What Happened to Baby Jane is that she got too much too soon. There is a doll manufactured after her image that she carries into adulthood. Jane and the Baby Jane doll are the same: porcelain figures of stagnancy perpetually trapped in youth. She is still presenting as a child—effectively a late-life Shirley Temple—with high-collared, ruffled dresses with big bows in back, ringlets through her hair and a childlike application of makeup.
This gives Davis full range to desperately chew the scenery. Her performance is unquestionably ugly and terrifying. It’s something like a forerunner of the modern captive horror story. It’s allowed to explore and set these themes for the future good of cinema. Its two actors are the most brilliant part. We regret every moment that is not about them, as it dwindles down a long running time as neighbors, housekeepers, and others become suspicious of Jane’s motives and what’s going on in the house.

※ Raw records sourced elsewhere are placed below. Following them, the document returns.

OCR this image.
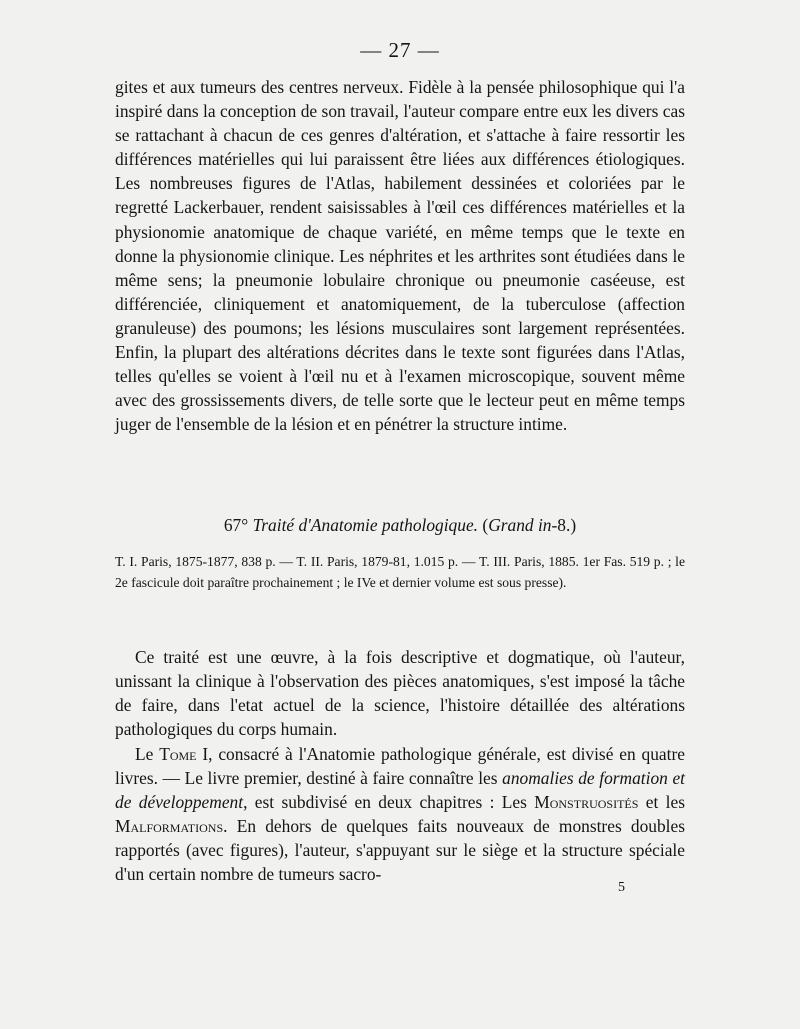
— 27 —

gites et aux tumeurs des centres nerveux. Fidèle à la pensée philosophique qui l'a inspiré dans la conception de son travail, l'auteur compare entre eux les divers cas se rattachant à chacun de ces genres d'altération, et s'attache à faire ressortir les différences matérielles qui lui paraissent être liées aux différences étiologiques. Les nombreuses figures de l'Atlas, habilement dessinées et coloriées par le regretté Lackerbauer, rendent saisissables à l'œil ces différences matérielles et la physionomie anatomique de chaque variété, en même temps que le texte en donne la physionomie clinique. Les néphrites et les arthrites sont étudiées dans le même sens; la pneumonie lobulaire chronique ou pneumonie caséeuse, est différenciée, cliniquement et anatomiquement, de la tuberculose (affection granuleuse) des poumons; les lésions musculaires sont largement représentées. Enfin, la plupart des altérations décrites dans le texte sont figurées dans l'Atlas, telles qu'elles se voient à l'œil nu et à l'examen microscopique, souvent même avec des grossissements divers, de telle sorte que le lecteur peut en même temps juger de l'ensemble de la lésion et en pénétrer la structure intime.

67° Traité d'Anatomie pathologique. (Grand in-8.)

T. I. Paris, 1875-1877, 838 p. — T. II. Paris, 1879-81, 1.015 p. — T. III. Paris, 1885. 1er Fas. 519 p. ; le 2e fascicule doit paraître prochainement ; le IVe et dernier volume est sous presse).

Ce traité est une œuvre, à la fois descriptive et dogmatique, où l'auteur, unissant la clinique à l'observation des pièces anatomiques, s'est imposé la tâche de faire, dans l'etat actuel de la science, l'histoire détaillée des altérations pathologiques du corps humain.

Le Tome I, consacré à l'Anatomie pathologique générale, est divisé en quatre livres. — Le livre premier, destiné à faire connaître les anomalies de formation et de développement, est subdivisé en deux chapitres : Les Monstruosités et les Malformations. En dehors de quelques faits nouveaux de monstres doubles rapportés (avec figures), l'auteur, s'appuyant sur le siège et la structure spéciale d'un certain nombre de tumeurs sacro-

5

The alternative storyline about Baby Jane is that Davis leveraged her celebrity to get an Oscar nomination at the expense of an indisposed Crawford. Every bit as petty as their characters, that’s not how the legend reads. Davis wouldn’t be the first to capture three awards that year. Instead, Crawford would accept an award at the behest of another actress. The level of animosity was so high that she accepted an award and petitioned against a movie she was in. One version of winning is simply not to lose.
The truth is that the audience won. This is a brilliant psychological horror film that would be marketed as such today. There are many lessons for the modern film to take away from What Ever Happened to Baby Jane? Perhaps the most significant is that the greatest grotesques are psychological.